COMPOSITION DE LA COUR lors du délibéré :
Madame Martine CONTÉ, Présidente
Madame Monique DOUXAMI, Conseiller
Madame Guillemette MEUNIER, Conseiller
GREFFIER lors des débats :
Monsieur Emmanuel LEPOUTRE, Greffier
ARRÊT :
Prononcé publiquement par mise à disposition de l’arrêt au greffe de la cour, les parties en ayant été préalablement avisées dans les conditions prévues au deuxième alinéa de l’article 450 du code de procédure civile, et signé par Madame Martine CONTÉ, Présidente, et Monsieur Emmanuel LEPOUTRE, Greffier, auquel la minute de la décision a été remise par le magistrat signataire.
* * * * *
Faits et procédure
Monsieur AD-AE G a été embauché par l’IME de VILLE EN SELVE en date du 8 septembre 1977 en qualité d’ouvrier. Il a par la suite exercé les fonctions d’ouvrier hautement qualifié, d’éducateur évoluant ensuite à la qualité de moniteur éducateur puis éducateur technique pour enfin arriver à la qualification d’éducateur spécialisé, coefficient 275 moyennant une rémunération mensuelle brute de 2.513,02 euros.
Monsieur G se voyait remettre le 11 mars 2011 une lettre de convocation à un entretien préalable, prévu le même jour, à la mise en place d’une mise à pied à titre conservatoire puis une convocation en vue d’un entretien préalable à une mesure disciplinaire pouvant aller jusqu’au licenciement pour faute grave pour le 21 mars suivant.
Suite à cet entretien préalable, le Conseil de discipline régional, saisi par l’institut médico-éducatif de VILLE EN SELVE, rendait à l’issue de sa réunion du 8 avril 2011 la décision suivante':
«considérant qu’il y a faute à la majorité absolue de cinq voix contre une, émet néanmoins à l’unanimité un avis défavorable à la sanction proposée à savoir un licenciement pour faute grave sans indemnité laquelle apparaît disproportionnée».

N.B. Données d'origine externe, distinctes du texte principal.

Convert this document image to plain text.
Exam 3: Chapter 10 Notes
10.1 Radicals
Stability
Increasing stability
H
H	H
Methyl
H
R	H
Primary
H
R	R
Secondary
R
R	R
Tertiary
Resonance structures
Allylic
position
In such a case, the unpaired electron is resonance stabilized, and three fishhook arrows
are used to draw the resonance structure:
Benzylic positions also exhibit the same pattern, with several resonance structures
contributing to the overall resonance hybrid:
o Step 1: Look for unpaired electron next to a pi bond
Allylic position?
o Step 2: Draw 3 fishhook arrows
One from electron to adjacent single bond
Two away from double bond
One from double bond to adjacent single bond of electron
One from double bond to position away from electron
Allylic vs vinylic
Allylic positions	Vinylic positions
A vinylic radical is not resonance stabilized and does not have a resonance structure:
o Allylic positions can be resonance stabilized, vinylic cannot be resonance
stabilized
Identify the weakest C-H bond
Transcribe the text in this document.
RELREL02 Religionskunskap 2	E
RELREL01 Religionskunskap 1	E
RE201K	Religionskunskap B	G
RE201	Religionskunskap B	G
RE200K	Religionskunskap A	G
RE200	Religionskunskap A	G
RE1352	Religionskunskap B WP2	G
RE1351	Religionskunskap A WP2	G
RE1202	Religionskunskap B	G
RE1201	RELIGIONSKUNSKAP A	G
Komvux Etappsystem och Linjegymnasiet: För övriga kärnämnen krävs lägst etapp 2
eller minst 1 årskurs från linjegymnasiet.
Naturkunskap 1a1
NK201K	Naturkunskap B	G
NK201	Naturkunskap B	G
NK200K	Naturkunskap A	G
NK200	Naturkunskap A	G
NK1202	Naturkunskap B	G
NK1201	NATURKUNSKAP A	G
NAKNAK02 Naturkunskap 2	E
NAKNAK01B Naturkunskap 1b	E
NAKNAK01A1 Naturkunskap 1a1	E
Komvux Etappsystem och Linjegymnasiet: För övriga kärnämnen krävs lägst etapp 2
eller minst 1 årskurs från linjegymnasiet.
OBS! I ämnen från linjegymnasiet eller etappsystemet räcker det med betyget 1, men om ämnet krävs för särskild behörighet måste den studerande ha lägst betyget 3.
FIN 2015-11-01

Par lettre recommandée en date du 18 avril 2011, Monsieur G était licencié pour faute grave en ces termes':
«Monsieur,
Je fais suite à notre entretien préalable à une sanction disciplinaire du 21/03/2011, qui s’est déroulé en présence des délégués du K Madame AF AG et Monsieur X V et de Monsieur Q AA qui vous assistait.
Lors de cet entretien, je vous ai fait part d’agissements fautifs de maltraitance.

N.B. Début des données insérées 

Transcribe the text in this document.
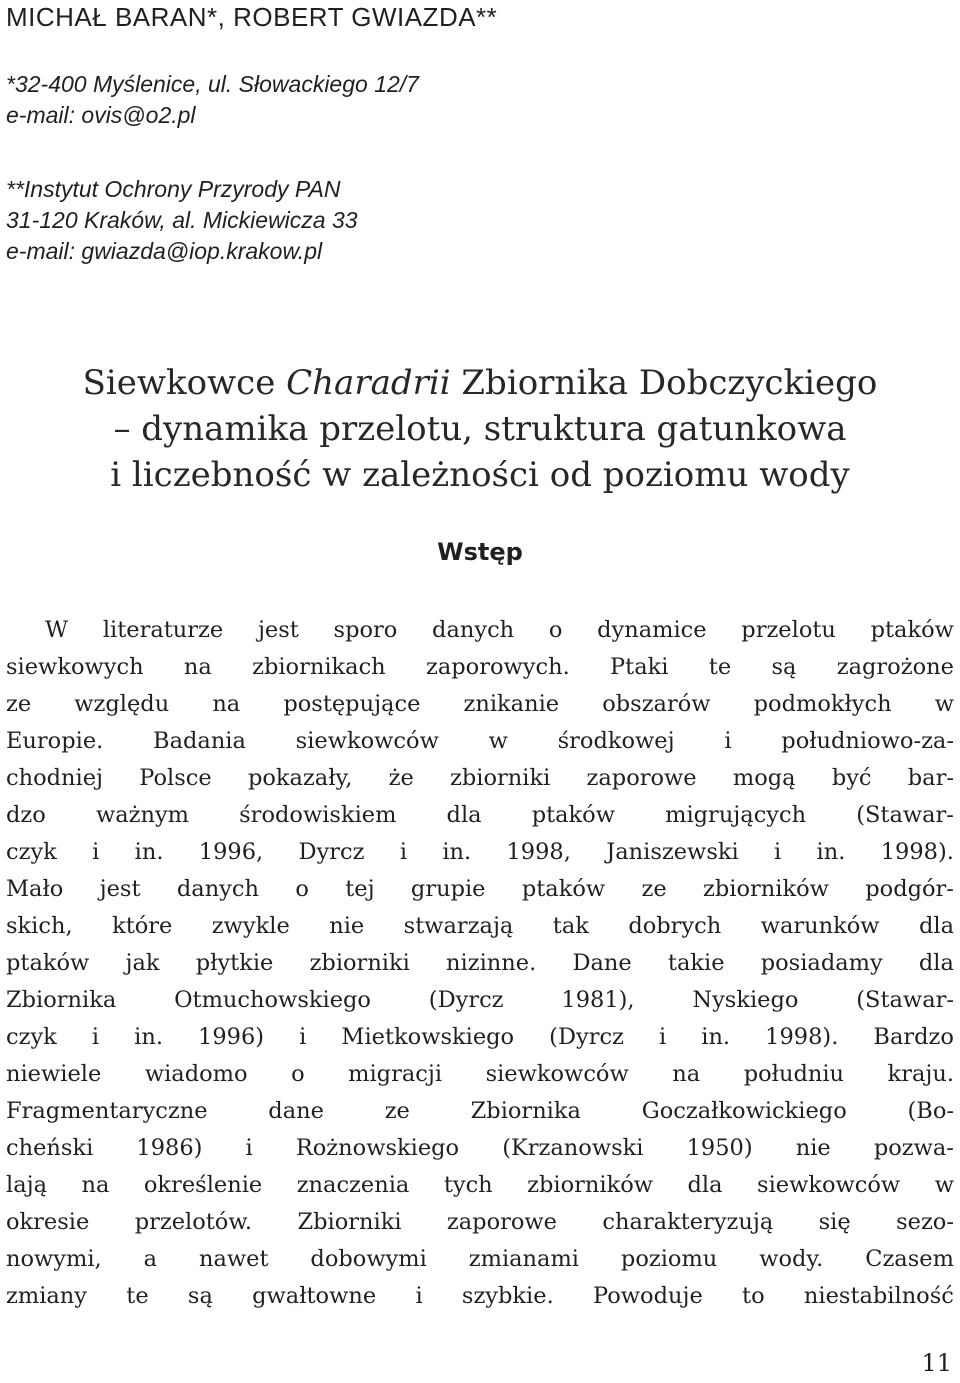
MICHAŁ BARAN*, ROBERT GWIAZDA**
*32-400 Myślenice, ul. Słowackiego 12/7
e-mail: ovis@o2.pl
**Instytut Ochrony Przyrody PAN
31-120 Kraków, al. Mickiewicza 33
e-mail: gwiazda@iop.krakow.pl
Siewkowce Charadrii Zbiornika Dobczyckiego
– dynamika przelotu, struktura gatunkowa
i liczebność w zależności od poziomu wody
Wstęp
W literaturze jest sporo danych o dynamice przelotu ptaków
siewkowych na zbiornikach zaporowych. Ptaki te są zagrożone
ze względu na postępujące znikanie obszarów podmokłych w
Europie. Badania siewkowców w środkowej i południowo-za-
chodniej Polsce pokazały, że zbiorniki zaporowe mogą być bar-
dzo ważnym środowiskiem dla ptaków migrujących (Stawar-
czyk i in. 1996, Dyrcz i in. 1998, Janiszewski i in. 1998).
Mało jest danych o tej grupie ptaków ze zbiorników podgór-
skich, które zwykle nie stwarzają tak dobrych warunków dla
ptaków jak płytkie zbiorniki nizinne. Dane takie posiadamy dla
Zbiornika	Otmuchowskiego	(Dyrcz	1981),	Nyskiego	(Stawar-
czyk i in. 1996) i Mietkowskiego (Dyrcz i in. 1998). Bardzo
niewiele wiadomo o migracji siewkowców na południu kraju.
Fragmentaryczne	dane	ze	Zbiornika	Goczałkowickiego	(Bo-
cheński 1986) i Rożnowskiego (Krzanowski 1950) nie pozwa-
lają na określenie znaczenia tych zbiorników dla siewkowców w
okresie przelotów. Zbiorniki zaporowe charakteryzują się sezo-
nowymi, a nawet dobowymi zmianami poziomu wody. Czasem
zmiany te są gwałtowne i szybkie. Powoduje to niestabilność
11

Ainsi le 09/03/2011, des professionnels de l’établissement ont été alertés par un usager mineur pour des actes de violences qu’il subissait. Eu égard à leurs obligations professionnelles de protection, ces salariés m’ont immédiatement alertée.

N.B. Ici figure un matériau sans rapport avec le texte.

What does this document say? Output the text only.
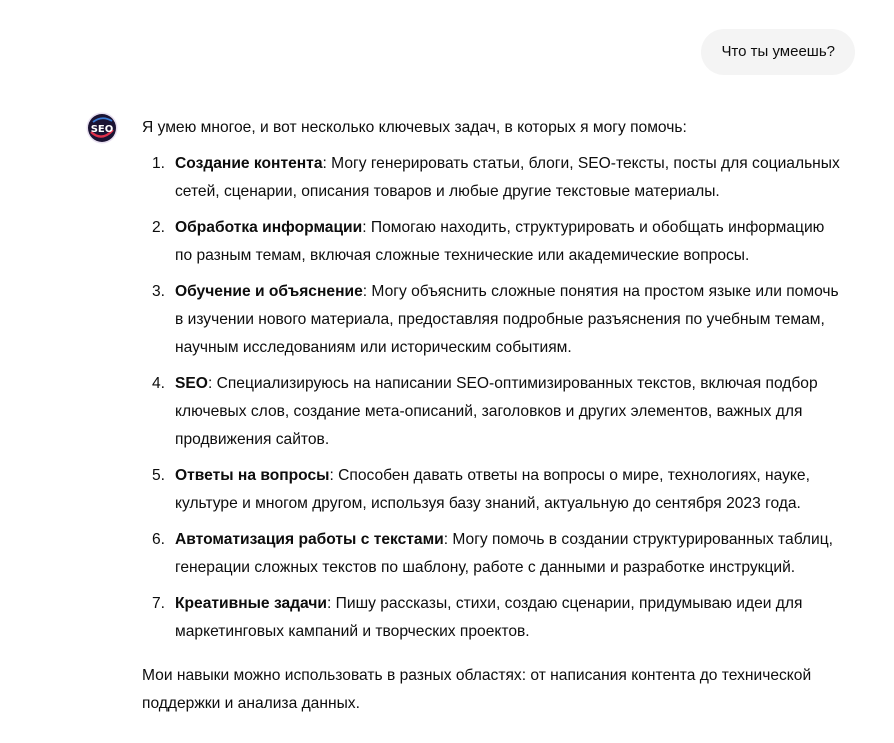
Что ты умеешь?
SEO Я умею многое, и вот несколько ключевых задач, в которых я могу помочь:

1. Создание контента: Могу генерировать статьи, блоги, SEO-тексты, посты для социальных сетей, сценарии, описания товаров и любые другие текстовые материалы.
2. Обработка информации: Помогаю находить, структурировать и обобщать информацию по разным темам, включая сложные технические или академические вопросы.
3. Обучение и объяснение: Могу объяснить сложные понятия на простом языке или помочь в изучении нового материала, предоставляя подробные разъяснения по учебным темам, научным исследованиям или историческим событиям.
4. SEO: Специализируюсь на написании SEO-оптимизированных текстов, включая подбор ключевых слов, создание мета-описаний, заголовков и других элементов, важных для продвижения сайтов.
5. Ответы на вопросы: Способен давать ответы на вопросы о мире, технологиях, науке, культуре и многом другом, используя базу знаний, актуальную до сентября 2023 года.
6. Автоматизация работы с текстами: Могу помочь в создании структурированных таблиц, генерации сложных текстов по шаблону, работе с данными и разработке инструкций.
7. Креативные задачи: Пишу рассказы, стихи, создаю сценарии, придумываю идеи для маркетинговых кампаний и творческих проектов.

Мои навыки можно использовать в разных областях: от написания контента до технической поддержки и анализа данных.
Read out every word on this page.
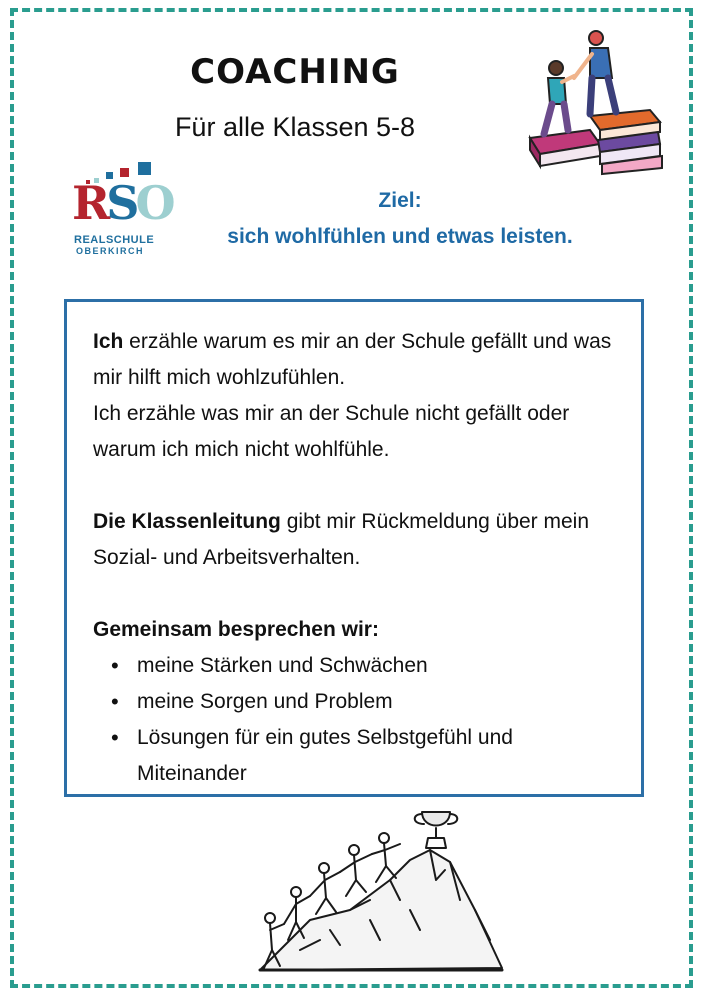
COACHING
Für alle Klassen 5-8
RSO
REALSCHULE
OBERKIRCH
Ziel:
sich wohlfühlen und etwas leisten.

Ich erzähle warum es mir an der Schule gefällt und was mir hilft mich wohlzufühlen.

Ich erzähle was mir an der Schule nicht gefällt oder warum ich mich nicht wohlfühle.

Die Klassenleitung gibt mir Rückmeldung über mein Sozial- und Arbeitsverhalten.

Gemeinsam besprechen wir:

• meine Stärken und Schwächen
• meine Sorgen und Problem
• Lösungen für ein gutes Selbstgefühl und Miteinander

Le 10 octobre 2011, j’ai informé l’équipe de direction des propos rapportés par l’enfant. Il s’avère qu’après concertation de l’équipe éducative, ces faits de violence ne sont pas isolés.
En effet, plusieurs témoignages attestent de faits similaires commis au mois de février 2011 et de leur brutalité.
Compte tenu de la gravité des faits en cause et dans l’attente de vous recevoir en entretien préalable, je vous ai signifié le 11 mars 2011 en présence des délégués du K une mise à pied à titre conservatoire dans l’attente d’une décision à venir.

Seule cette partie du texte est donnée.